Counterfactual fairness

Making algorithm-led decisions fair by ensuring their outcomes are the same in the actual world and a 'counterfactual world' where an individual belongs to a different demographic


Algorithms are increasingly assisting in life-changing decisions, such as in parole hearings, loan applications, and university admissions. However, if the data used to train an algorithm contains societal biases against certain races, genders, or other demographic groups, then the algorithm will too. Using causal methods, researchers in this project are aiming to ensure algorithmic fairness by taking into account different social biases and compensating for them effectively.

Explaining the science

Joshua Loftus, Assistant Professor of Information at NYU Stern: “Fairness and causal inference are kind of dual problems. In causal inference, you try and figure out the effect of a certain variable, when it might be confounded with [i.e. both be affected by and affect] other things. In fairness, you’re trying to make a certain variable not have any effect, when it too might potentially be confounded with other things.” It’s possible to utilise this idea to help better understand and mitigate issues with algorithmic decision-making systems.

Imagine a car insurance company wants to price insurance for car owners by predicting their accident rate with an algorithm. The company assumes that aggressive driving is linked both to drivers being more likely to have accidents and a preference for red cars.

Whilst it would seem that the company could use red car preference as a good way of predicting who will cause accidents, there could be other variables at play: for example, what if individuals of a particular race are more likely to drive red cars, but are no more likely to drive aggressively or have accidents? If, in an attempt to be fair, the company removed or ignored race from the decision-making process, they might only have directly observable factors, like red car preference, from which to make a decision, thereby including, rather removing, hidden racial biases.

What needs to happen instead is that when an algorithm is being designed to predict an outcome or make a decision, the variables used to make the prediction or decision need to be carefully assessed. Any differences in these variables identified as being caused by sensitive factors, like race, then need to be cancelled out.

Project aims

Ensuring fairness using causal methods to produce ‘counterfactually fair’ algorithms, based on the idea a decision is fair towards an individual if the outcome is the same in reality as it would be in a ‘counterfactual’ world, in which the individual belongs to a different demographic.

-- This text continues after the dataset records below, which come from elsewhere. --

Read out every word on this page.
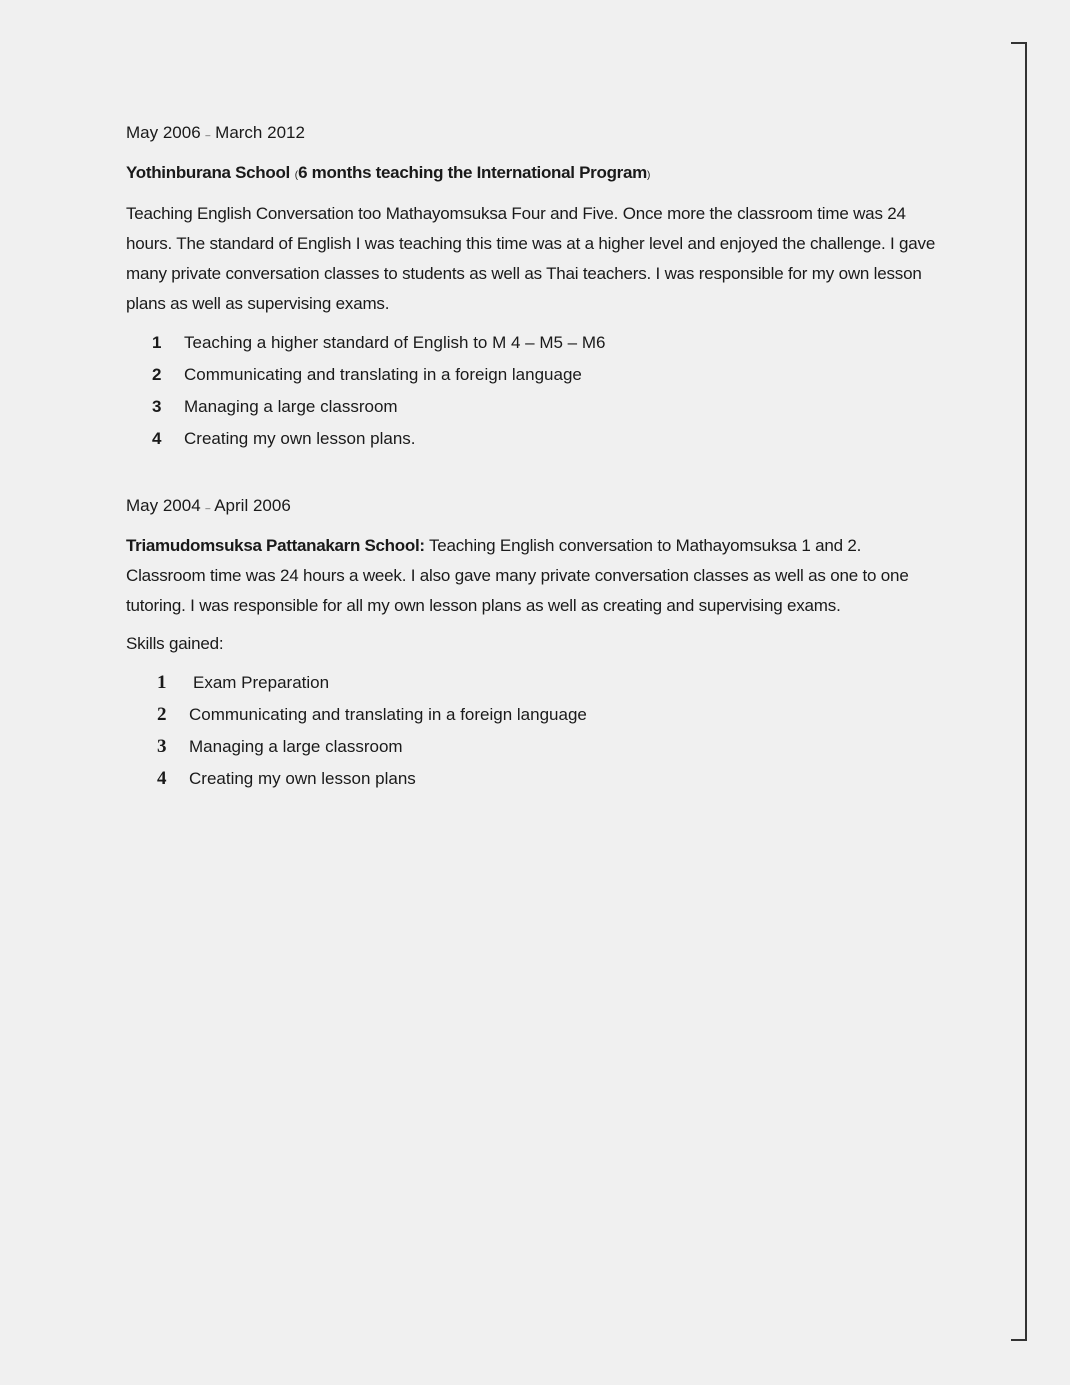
May 2006 – March 2012

Yothinburana School (6 months teaching the International Program)

Teaching English Conversation too Mathayomsuksa Four and Five. Once more the classroom time was 24 hours. The standard of English I was teaching this time was at a higher level and enjoyed the challenge. I gave many private conversation classes to students as well as Thai teachers. I was responsible for my own lesson plans as well as supervising exams.

1	Teaching a higher standard of English to M 4 – M5 – M6
2	Communicating and translating in a foreign language
3	Managing a large classroom
4	Creating my own lesson plans.

May 2004 – April 2006

Triamudomsuksa Pattanakarn School: Teaching English conversation to Mathayomsuksa 1 and 2. Classroom time was 24 hours a week. I also gave many private conversation classes as well as one to one tutoring. I was responsible for all my own lesson plans as well as creating and supervising exams.

Skills gained:

1	Exam Preparation
2	Communicating and translating in a foreign language
3	Managing a large classroom
4	Creating my own lesson plans
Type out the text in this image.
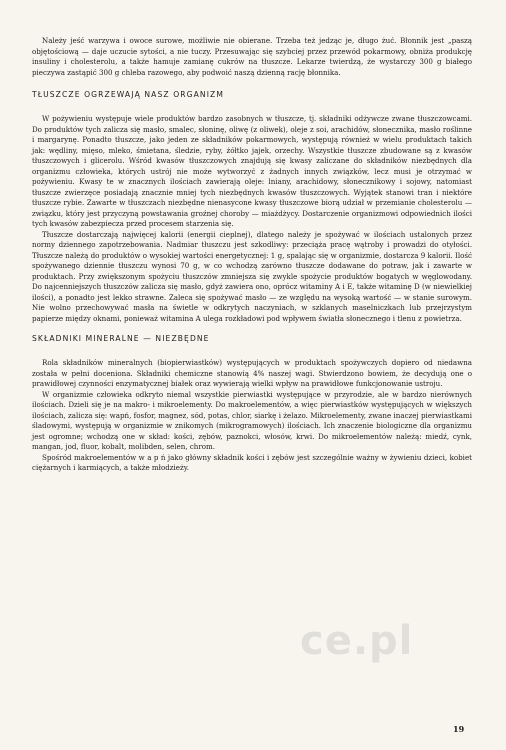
Należy jeść warzywa i owoce surowe, możliwie nie obierane. Trzeba też jedząc je, długo żuć. Błonnik jest „paszą objętościową — daje uczucie sytości, a nie tuczy. Przesuwając się szybciej przez przewód pokarmowy, obniża produkcję insuliny i cholesterolu, a także hamuje zamianę cukrów na tłuszcze. Lekarze twierdzą, że wystarczy 300 g białego pieczywa zastąpić 300 g chleba razowego, aby podwoić naszą dzienną rację błonnika.

TŁUSZCZE OGRZEWAJĄ NASZ ORGANIZM

W pożywieniu występuje wiele produktów bardzo zasobnych w tłuszcze, tj. składniki odżywcze zwane tłuszczowcami. Do produktów tych zalicza się masło, smalec, słoninę, oliwę (z oliwek), oleje z soi, arachidów, słonecznika, masło roślinne i margarynę. Ponadto tłuszcze, jako jeden ze składników pokarmowych, występują również w wielu produktach takich jak: wędliny, mięso, mleko, śmietana, śledzie, ryby, żółtko jajek, orzechy. Wszystkie tłuszcze zbudowane są z kwasów tłuszczowych i glicerolu. Wśród kwasów tłuszczowych znajdują się kwasy zaliczane do składników niezbędnych dla organizmu człowieka, których ustrój nie może wytworzyć z żadnych innych związków, lecz musi je otrzymać w pożywieniu. Kwasy te w znacznych ilościach zawierają oleje: lniany, arachidowy, słonecznikowy i sojowy, natomiast tłuszcze zwierzęce posiadają znacznie mniej tych niezbędnych kwasów tłuszczowych. Wyjątek stanowi tran i niektóre tłuszcze rybie. Zawarte w tłuszczach niezbędne nienasycone kwasy tłuszczowe biorą udział w przemianie cholesterolu — związku, który jest przyczyną powstawania groźnej choroby — miażdżycy. Dostarczenie organizmowi odpowiednich ilości tych kwasów zabezpiecza przed procesem starzenia się.

Tłuszcze dostarczają najwięcej kalorii (energii cieplnej), dlatego należy je spożywać w ilościach ustalonych przez normy dziennego zapotrzebowania. Nadmiar tłuszczu jest szkodliwy: przeciąża pracę wątroby i prowadzi do otyłości. Tłuszcze należą do produktów o wysokiej wartości energetycznej: 1 g, spalając się w organizmie, dostarcza 9 kalorii. Ilość spożywanego dziennie tłuszczu wynosi 70 g, w co wchodzą zarówno tłuszcze dodawane do potraw, jak i zawarte w produktach. Przy zwiększonym spożyciu tłuszczów zmniejsza się zwykle spożycie produktów bogatych w węglowodany. Do najcenniejszych tłuszczów zalicza się masło, gdyż zawiera ono, oprócz witaminy A i E, także witaminę D (w niewielkiej ilości), a ponadto jest lekko strawne. Zaleca się spożywać masło — ze względu na wysoką wartość — w stanie surowym. Nie wolno przechowywać masła na świetle w odkrytych naczyniach, w szklanych maselniczkach lub przejrzystym papierze między oknami, ponieważ witamina A ulega rozkładowi pod wpływem światła słonecznego i tlenu z powietrza.

SKŁADNIKI MINERALNE — NIEZBĘDNE

Rola składników mineralnych (biopierwiastków) występujących w produktach spożywczych dopiero od niedawna została w pełni doceniona. Składniki chemiczne stanowią 4% naszej wagi. Stwierdzono bowiem, że decydują one o prawidłowej czynności enzymatycznej białek oraz wywierają wielki wpływ na prawidłowe funkcjonowanie ustroju.

W organizmie człowieka odkryto niemal wszystkie pierwiastki występujące w przyrodzie, ale w bardzo nierównych ilościach. Dzieli się je na makro- i mikroelementy. Do makroelementów, a więc pierwiastków występujących w większych ilościach, zalicza się: wapń, fosfor, magnez, sód, potas, chlor, siarkę i żelazo. Mikroelementy, zwane inaczej pierwiastkami śladowymi, występują w organizmie w znikomych (mikrogramowych) ilościach. Ich znaczenie biologiczne dla organizmu jest ogromne; wchodzą one w skład: kości, zębów, paznokci, włosów, krwi. Do mikroelementów należą: miedź, cynk, mangan, jod, fluor, kobalt, molibden, selen, chrom.

Spośród makroelementów w a p ń jako główny składnik kości i zębów jest szczególnie ważny w żywieniu dzieci, kobiet ciężarnych i karmiących, a także młodzieży.

ce.pl
19
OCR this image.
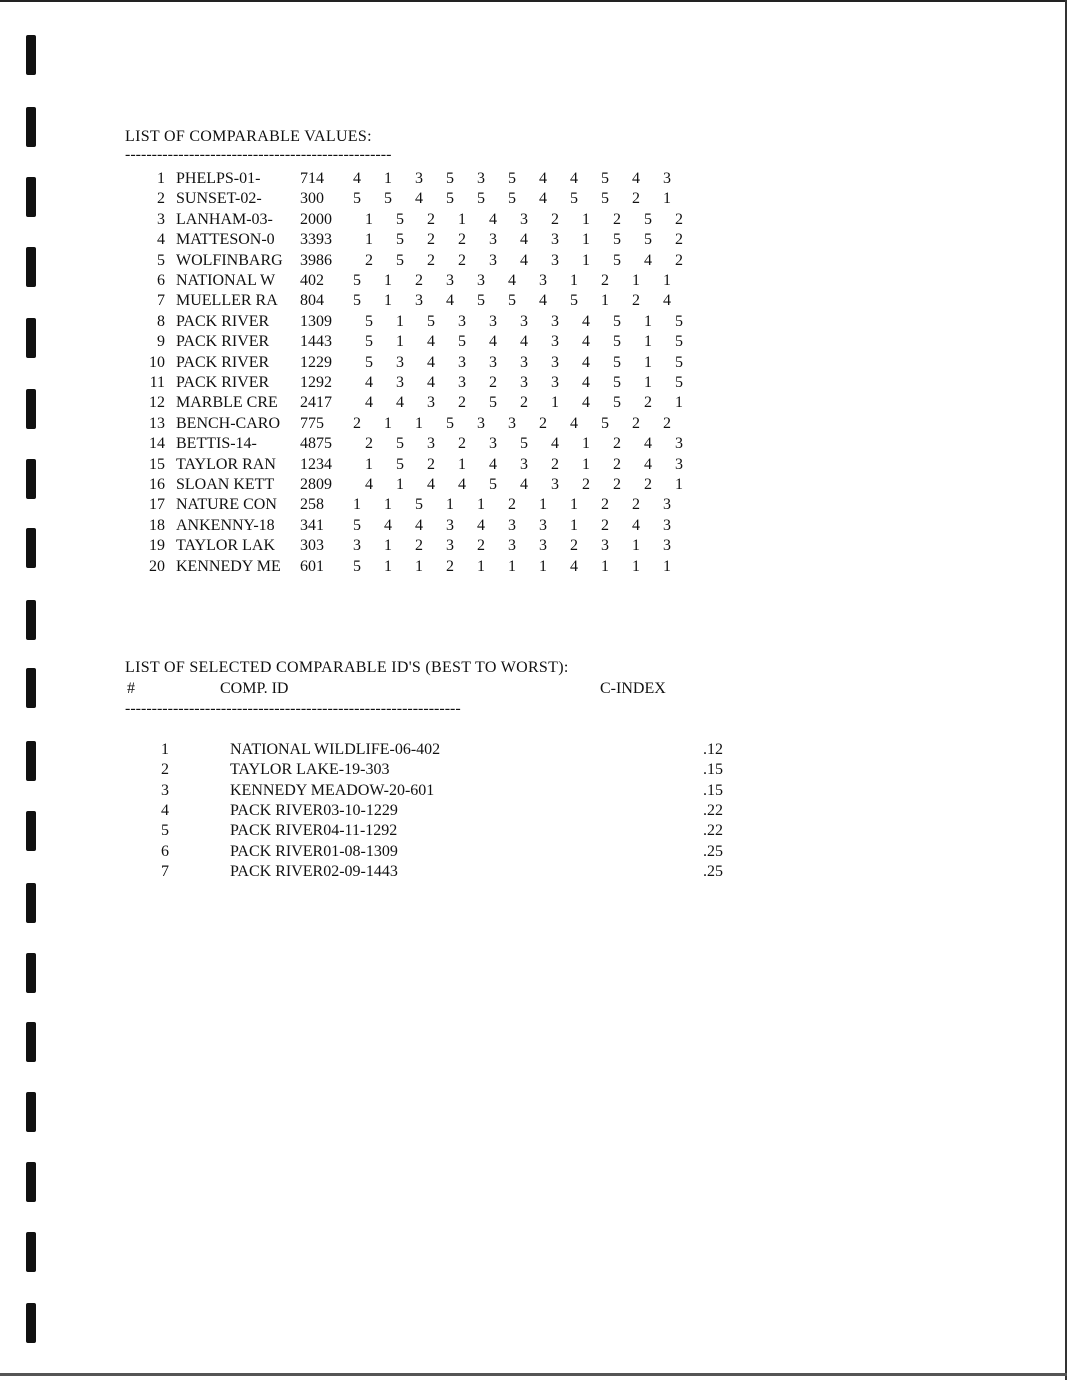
LIST OF COMPARABLE VALUES:
--------------------------------------------------
1 PHELPS-01- 714	4	1	3	5	3	5	4	4	5	4	3
2 SUNSET-02- 300	5	5	4	5	5	5	4	5	5	2	1
3 LANHAM-03- 2000	1	5	2	1	4	3	2	1	2	5	2
4 MATTESON-0 3393	1	5	2	2	3	4	3	1	5	5	2
5 WOLFINBARG 3986	2	5	2	2	3	4	3	1	5	4	2
6 NATIONAL W 402	5	1	2	3	3	4	3	1	2	1	1
7 MUELLER RA 804	5	1	3	4	5	5	4	5	1	2	4
8 PACK RIVER 1309	5	1	5	3	3	3	3	4	5	1	5
9 PACK RIVER 1443	5	1	4	5	4	4	3	4	5	1	5
10 PACK RIVER 1229	5	3	4	3	3	3	3	4	5	1	5
11 PACK RIVER 1292	4	3	4	3	2	3	3	4	5	1	5
12 MARBLE CRE 2417	4	4	3	2	5	2	1	4	5	2	1
13 BENCH-CARO 775	2	1	1	5	3	3	2	4	5	2	2
14 BETTIS-14-	4875	2	5	3	2	3	5	4	1	2	4	3
15 TAYLOR RAN 1234	1	5	2	1	4	3	2	1	2	4	3
16 SLOAN KETT 2809	4	1	4	4	5	4	3	2	2	2	1
17 NATURE CON 258	1	1	5	1	1	2	1	1	2	2	3
18 ANKENNY-18 341	5	4	4	3	4	3	3	1	2	4	3
19 TAYLOR LAK 303	3	1	2	3	2	3	3	2	3	1	3
20 KENNEDY ME 601	5	1	1	2	1	1	1	4	1	1	1
LIST OF SELECTED COMPARABLE ID'S (BEST TO WORST):
#	COMP. ID	C-INDEX
---------------------------------------------------------------
1	NATIONAL WILDLIFE-06-402	.12
2	TAYLOR LAKE-19-303	.15
3	KENNEDY MEADOW-20-601	.15
4	PACK RIVER03-10-1229	.22
5	PACK RIVER04-11-1292	.22
6	PACK RIVER01-08-1309	.25
7	PACK RIVER02-09-1443	.25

The project has involved producing a technical set of guidelines for practitioners to use when creating or refining decision-making algorithms. These guidelines give practitioners an idea of how they should structure their problem, what is implied by their assumptions, and how they could evaluate it all using a causal model. The framework also calls for the need for decision-making algorithms to be designed with the input of expert knowledge about the situations the algorithms are being used in.

The research team are currently working and engaging with policy-makers, lawyers, and investigative journalists, whilst refining and improving their methods.


One example of where the team’s work could be valuable is identifying racial biases in algorithm used by judges and parole officers in the US for scoring criminal defendants’ likelihood of reoffending. ProPublica, an American non-profit investigative newsroom, collected and made publicly accessible a big dataset from the use of such an algorithm called COMPAS. The Turing team have run their methods on the dataset in order to confirm that systematic, racial bias could be identified and removed with their approach, and that the same approach could be used in the future for similar algorithmic processes.

Recent updates

The team presented their work in December 2017 at the Neural Information Processing Systems (NIPS) conference in California, one of the world’s premier machine learning conferences.

In a year of record-breaking submissions for the conference, the team were invited to give an oral presentation of their research; one of only 40 of the 3,000 plus submitted papers selected for this kind of presentation.

Simon DeDeo, Assistant Professor in Social and Decision Sciences at Carnegie Mellon University and previously a Visiting Researcher at the Turing, was present at the conference and said: “A crucial part of how we make moral judgements is by talking about causes. The counterfactual fairness work is the first to show us how we might use this to uncover injustices in algorithms”.